The olive green countertops had to go. Kurt is making a new counter out of sheets of laminate. He is actually fabricating the counter; not just buying a stock counter and cutting and installing it, which would be hard enough. He is going to glue sheets of laminate onto the old frame and make it himself. When Lowe’s refused to order the counter we wanted unless we paid them two hundred dollars for them to come out and measure, even though we assured them that Kurt measures for a living and even though we humored them by going home and measuring again because they insisted that Kurt’s measurements were wrong, and even though we agreed that we would be responsible and not Lowe’s if we made a mistake, they still wouldn’t let us order the counter unless we paid them to come out and measure. So we got our asses up. Now we’re making it ourselves. Visions of that show Renovation Disasters going through my head but screw them. We can do it! Thanks to them trying to squeeze another two hundred dollars out of us, we’re saving thousands of dollars.

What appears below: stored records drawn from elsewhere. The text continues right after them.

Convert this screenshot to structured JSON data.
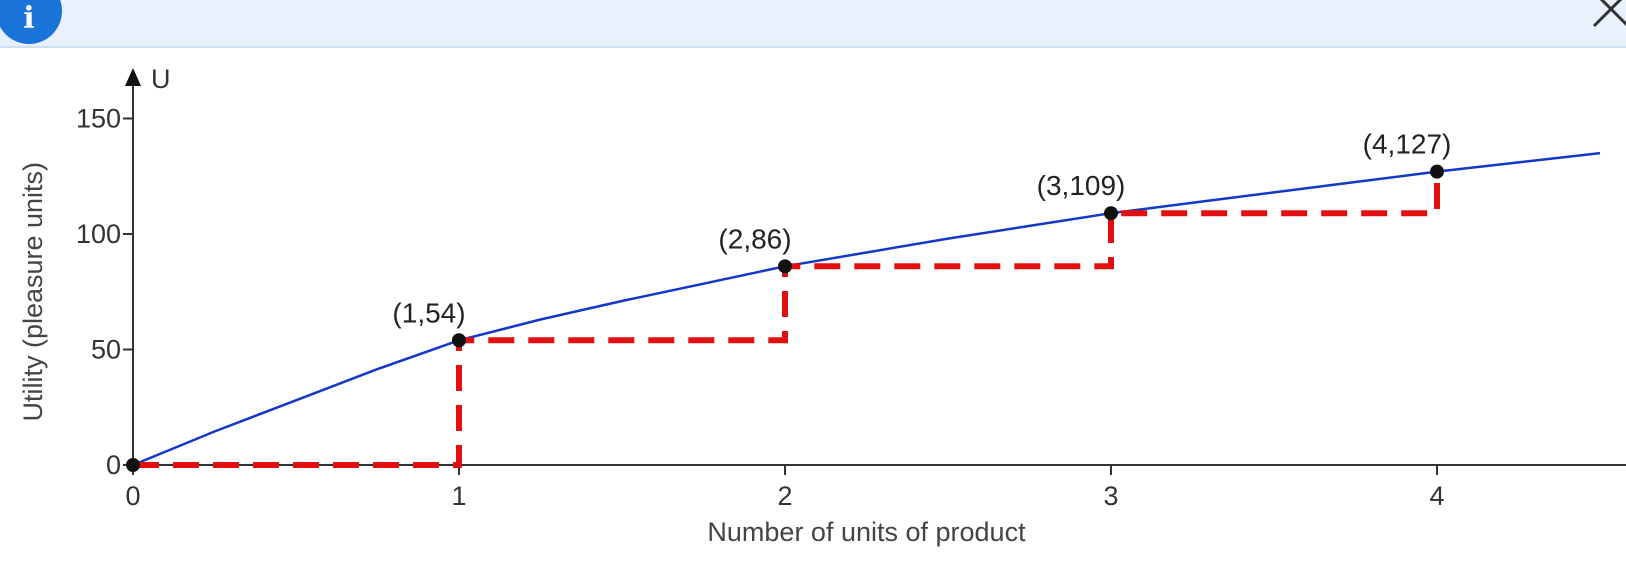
{
  "header": {
    "info_icon": "info-icon",
    "info_glyph": "i",
    "close_icon": "close-icon"
  },
  "chart_data": {
    "type": "line",
    "xlabel": "Number of units of product",
    "ylabel": "Utility (pleasure units)",
    "y_axis_symbol": "U",
    "xlim": [
      0,
      4.5
    ],
    "ylim": [
      0,
      150
    ],
    "x_ticks": [
      0,
      1,
      2,
      3,
      4
    ],
    "x_tick_labels": [
      "0",
      "1",
      "2",
      "3",
      "4"
    ],
    "y_ticks": [
      0,
      50,
      100,
      150
    ],
    "y_tick_labels": [
      "0",
      "50",
      "100",
      "150"
    ],
    "series": [
      {
        "kind": "curve",
        "color": "#1338c8",
        "x": [
          0,
          0.25,
          0.5,
          0.75,
          1,
          1.25,
          1.5,
          1.75,
          2,
          2.25,
          2.5,
          2.75,
          3,
          3.25,
          3.5,
          3.75,
          4,
          4.25,
          4.5
        ],
        "y": [
          0,
          14.5,
          28,
          41.5,
          54,
          63,
          71,
          78.5,
          86,
          92,
          98,
          103.5,
          109,
          113.5,
          118,
          122.5,
          127,
          131,
          135
        ]
      },
      {
        "kind": "step-dashed",
        "color": "#e01010",
        "x": [
          0,
          1,
          1,
          2,
          2,
          3,
          3,
          4,
          4
        ],
        "y": [
          0,
          0,
          54,
          54,
          86,
          86,
          109,
          109,
          127
        ]
      }
    ],
    "points": [
      {
        "x": 0,
        "y": 0,
        "label": ""
      },
      {
        "x": 1,
        "y": 54,
        "label": "(1,54)"
      },
      {
        "x": 2,
        "y": 86,
        "label": "(2,86)"
      },
      {
        "x": 3,
        "y": 109,
        "label": "(3,109)"
      },
      {
        "x": 4,
        "y": 127,
        "label": "(4,127)"
      }
    ],
    "grid": false
  }
}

We also got paint. We got spackle. We got faucets, door locks, weather stripping, fencing, gates, and new fluorescent bulbs. But we didn’t get a mortgage so if we’re maxed out on a credit card, we’re still ahead of the game.
I also got gifts. My girlfriends brought me things. This is the beauty of having good girlfriends. They know you and your quirky tastes. Micaela gave me this funky lamp.
Monica gave me this rooster.
I got this crystal candy dish from Jenise.
I have good friends, good family (a special thank you to my sister who went above and beyond the call of duty to help me with this place), and I didn’t even have to give them any cookies.